ここで気になっているのが、「同時成道(成仏は個人単位ではなく全世界同時になされる)」と「修証一如(成仏は修行の末ではなく、修行の中にこそある)」という教えだ。

法事の文脈に当てはめると「同時成道」は故人の成仏と遺族の安心は同時にあるものであり、いつ故人が成仏したかは、遺族がいつ安心したかによると説明できる。遺族が故人を思い出して、笑顔を思い浮かべることができれば故人は成仏したということだと説明すると、納得してもらえることが多い。

一方「修証一如」のほうは、故人は戒名をもらって成仏したが、修行し続けなければならないということになる。だから故人が成仏したと安心して怠けることなく、精進し続けなければならない。

ここまでの説明ならばよいのだが、反対の見方をすると危険なことにもなる。「同時成道」ならば、逆に遺族が不幸せということは故人もあの世で苦しんでいるということなのか? 「修証一如」ならば、供養をやめたら故人は極楽から転落してしまうのか?
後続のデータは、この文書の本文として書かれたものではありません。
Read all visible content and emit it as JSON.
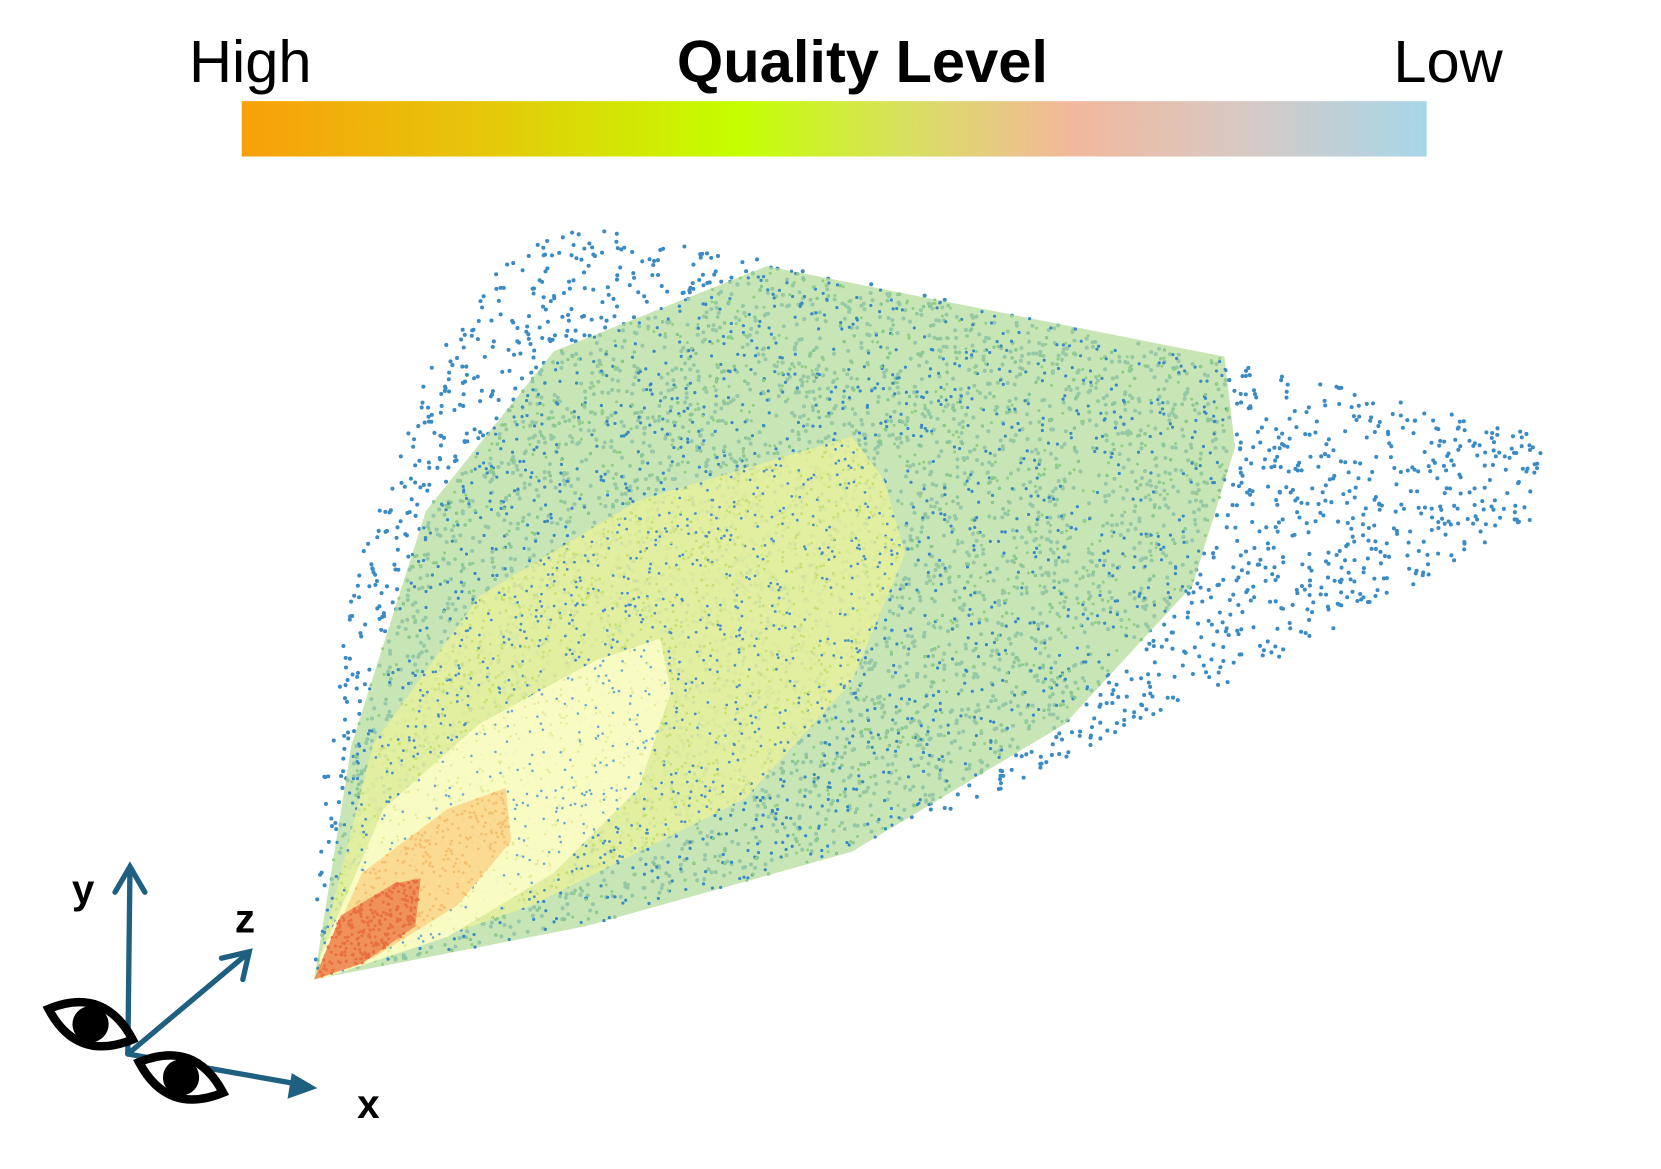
{
  "colorbar": {
    "title": "Quality Level",
    "left_label": "High",
    "right_label": "Low"
  },
  "axes": {
    "y": "y",
    "z": "z",
    "x": "x"
  }
}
けれども、そんなことを言えばタタリの話と違わなくなってしまう。世の中にはそうやって不安を煽っておいて救いの手を差し伸べるマッチポンプの似非宗教もあるが、仏教はそうであってはなるまい。

確かに遺族が不幸せならば、故人も安心して成仏できないだろう。だがそれは、遺族の不幸せが故人のせいであるというのとはまったく違う。因果関係が逆だ。自分の人生をネガティブに捉え、責任転嫁していては苦しみは解決しない。

それにしても遺族は不幸せなのに故人は成仏している(他はこれ吾にあらず)とか、遺族は幸せなのに故人は成仏してない(菩薩となってこの世にとどまっている)というケースはないのだろうか。他者論が大きな問題になる大乗仏教の観点なども援用しつつ、こうした問題を哲学的に考察していきたい。